Com a introdução do canhão nos finais da Idade Média, transformando a guerra de curto alcance numa guerra à distância, as muralhas foram rebaixadas aumentando a sua profundidade, e eram agora construídas em terra revestidas de pedra para melhor absorver os projécteis das armas. Essa seria a grande alteração na táctica da guerra a partir de quinhentos aumentando a área militar para além da cintura de muralhas, constituindo um território que seria defendido por uma multiplicação de elementos de defesa. A arquitectura militar “moderna” desenvolve-se sobretudo no início do século XVII, e torna-se complexa e científica baseada na matemática, que irá corresponder à proliferação de tratados seiscentistas que traduziam os princípios da “cidade ideal” renascentista. As fortificações (fortes, fortalezas e muralhas urbanas) integravam-se agora na paisagem e adaptavam-se à topografia, mas ganhavam uma configuração geométrica baseada no desenho do seu traçado. Paralelamente a estas novas cinturas de muralhas foram criadas novas tipologias adequadas ao equipamento militar que constituem igualmente um património.
O desenvolvimento da arquitectura militar “moderna” estendeu-se até ao século XIX, quando a evolução dos conceitos e estratégias militares tornaram dispensáveis estas estruturas. Hoje, as fortificações urbanas também constituem factores de identidade urbana pela interacção que tiveram com o tecido urbano definindo os seus limites durante séculos.
 

(M.V. 2011)
Porta da Fortaleza de Almeida
(Beira Alta, séc. XVII)
Castelo de Almourol
(Ribatejo, séc. XII)
Castelo de Evoramonte
Alentejo, séc. XVI)
Praça-Forte de Neuf-Brisach (França, séc. XVII)


“...A centralidade e o sistema radial foram os conceitos adoptados como estrutura ideal que melhor correspondia aos parâmetros militares de defesa. A racionalidade estava implícita neste modelo e o traçado urbano era eleito como o elemento primordial enfatizando o espaço público. A ordem militar reflectia-se na ordem urbana, por isso o modelo adequava-se a estes parâmetros, onde os ideais humanistas do Renascimento revertiam agora na centralização do poder.
A grande alteração na fortificação seiscentista é que esta não pretendia só defender a cidade mas implicava a defesa de um território alargado, não só na sua área envolvente mas da região.
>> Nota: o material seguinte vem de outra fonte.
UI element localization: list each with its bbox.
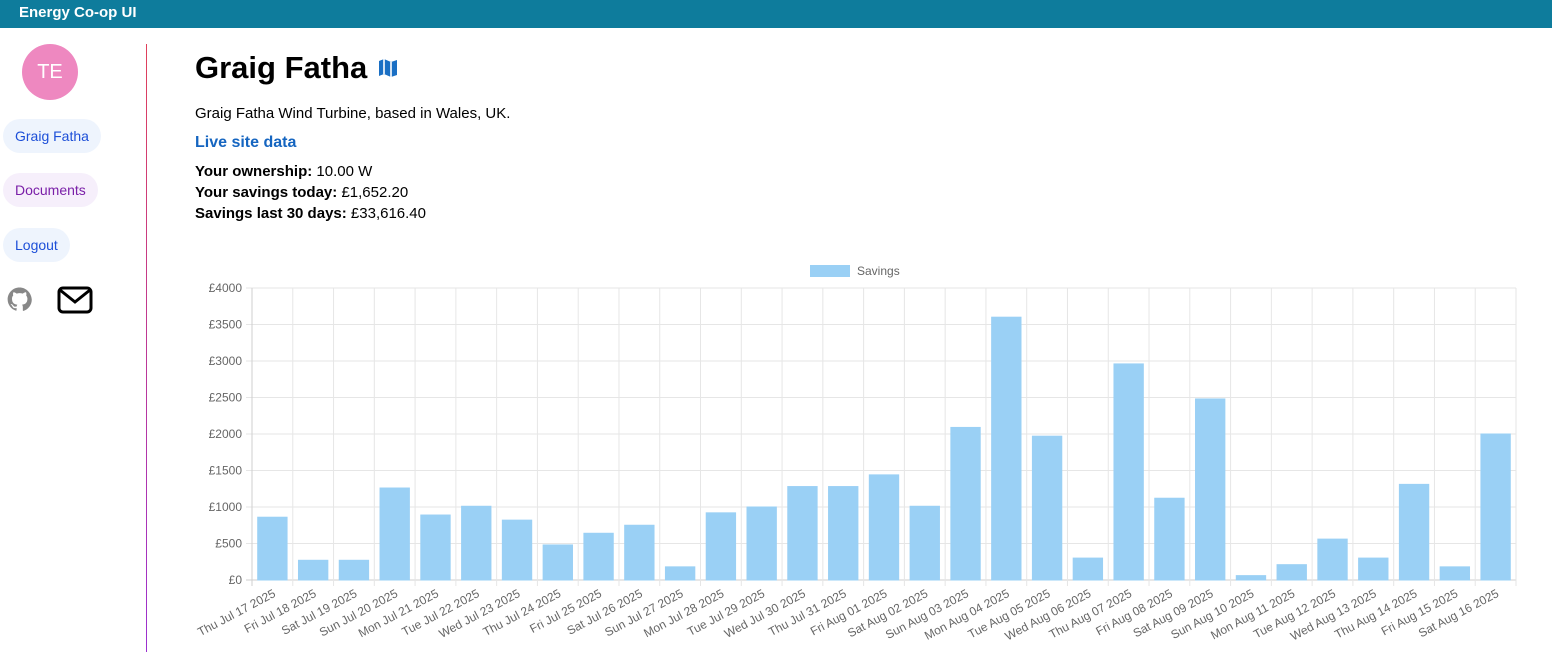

A fortificação passou a ser uma máquina que os habitantes foram obrigados a preservá-la e fazê-la funcionar...”
textos

A Praça-Forte: as fortificações seiscentistas e a configuração do modelo urbano
Valla, Margarida (2010) comunicação apresentada no V CONGRESO INTERNATIONAL SOBRE FORTIFICACIONES - “Las Fortificaciones y la Ciudad”, (Alcalá de Guadaíra, Sevilha)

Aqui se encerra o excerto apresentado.